The first unit of the Kudankulam Nuclear Power Plant (KKNPP) was on 22 October 2013 synchronised with the southern regional electricity grid.  Earlier, the nuclear reactor achieved criticality on 13 July 2013.

The power generation in the nuclear reactor will be increased in stages to attain full capacity of 1000 MW by end of 2014. As the nuclear plant is synchronized to the southern grid, the power generation will now be increased to 500 MW, 750 MW, 900 MW and then finally 1000 MW.

Nuclear Power Corporation of India is constructing two 1000 MW units at KNPP jointly with Russia at Kudankulam in Tiruneveli district, 650 km from Chennai. The Kudankulam nuclear power plant which was to be commissioned on December 2007 got inordinately delayed because of protests by locals.

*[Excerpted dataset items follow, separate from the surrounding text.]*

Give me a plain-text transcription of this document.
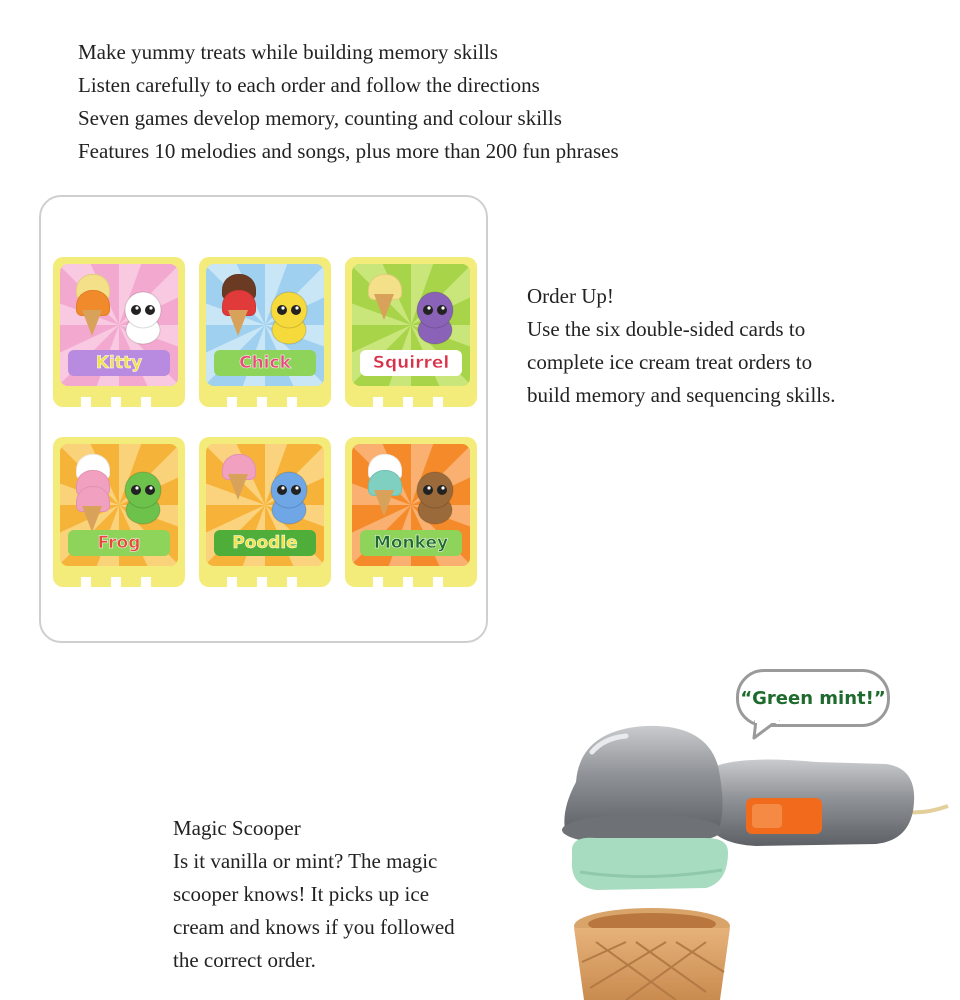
Make yummy treats while building memory skills
Listen carefully to each order and follow the directions
Seven games develop memory, counting and colour skills
Features 10 melodies and songs, plus more than 200 fun phrases
Kitty	Chick	Squirrel
Frog	Poodle	Monkey
Order Up!
Use the six double-sided cards to complete ice cream treat orders to build memory and sequencing skills.
Magic Scooper
Is it vanilla or mint? The magic scooper knows! It picks up ice cream and knows if you followed the correct order.
“Green mint!”
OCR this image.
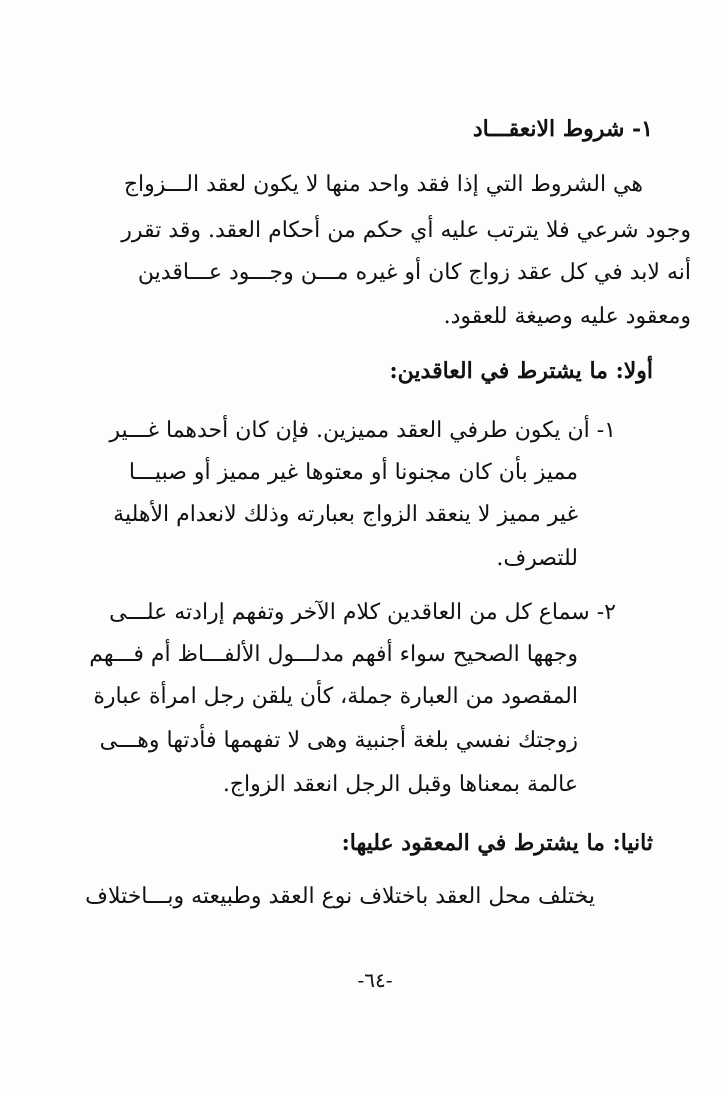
١- شروط الانعقـــاد
هي الشروط التي إذا فقد واحد منها لا يكون لعقد الـــزواج
وجود شرعي فلا يترتب عليه أي حكم من أحكام العقد. وقد تقرر
أنه لابد في كل عقد زواج كان أو غيره مـــن وجـــود عـــاقدين
ومعقود عليه وصيغة للعقود.
أولا: ما يشترط في العاقدين:
١- أن يكون طرفي العقد مميزين. فإن كان أحدهما غـــير
مميز بأن كان مجنونا أو معتوها غير مميز أو صبيـــا
غير مميز لا ينعقد الزواج بعبارته وذلك لانعدام الأهلية
للتصرف.
٢- سماع كل من العاقدين كلام الآخر وتفهم إرادته علـــى
وجهها الصحيح سواء أفهم مدلـــول الألفـــاظ أم فـــهم
المقصود من العبارة جملة، كأن يلقن رجل امرأة عبارة
زوجتك نفسي بلغة أجنبية وهى لا تفهمها فأدتها وهـــى
عالمة بمعناها وقبل الرجل انعقد الزواج.
ثانيا: ما يشترط في المعقود عليها:
يختلف محل العقد باختلاف نوع العقد وطبيعته وبـــاختلاف
-٦٤-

Kudankulam is the first pressurized water reactor belonging to light water reactor category in the country.

About KKNPP

The Kudankulam Nuclear Power Project (KKNPP) is an Indo‐Russian joint venture for establishig a nuclear power station with 2 units (KKNPP‐1&2) of 1000 MWe Pressurized Water Reactors of VVER design at Kudankulam in Tamilnadu.

Synchronization in power plants

When two power supplies are to be connected to a common distribution, voltages, frequencies and phase angles of both power plants should be adjusted to equal values (or grid values). Synchronization supports the generation and transfer the electricity.

Criticality in Nuclear power plants

Criticality is the term refers to the balance of neutrons in the nuclear system. In a nuclear reactor, the neutron number at any instant is a function of the rate of neutron production (due to fission processes) and the rate of neutron losses (via non-fission absorption mechanisms and leakage from the system). When a reactor’s neutron population remains steady from one generation to the next (creating as many new neutrons as are lost), the fission chain reaction is self-sustaining and the reactor's condition is referred to as critical.

When the reactor’s neutron production exceeds losses, characterized by increasing power level, it is considered supercritical, and when losses occur, it is considered subcritical and shows decreasing power.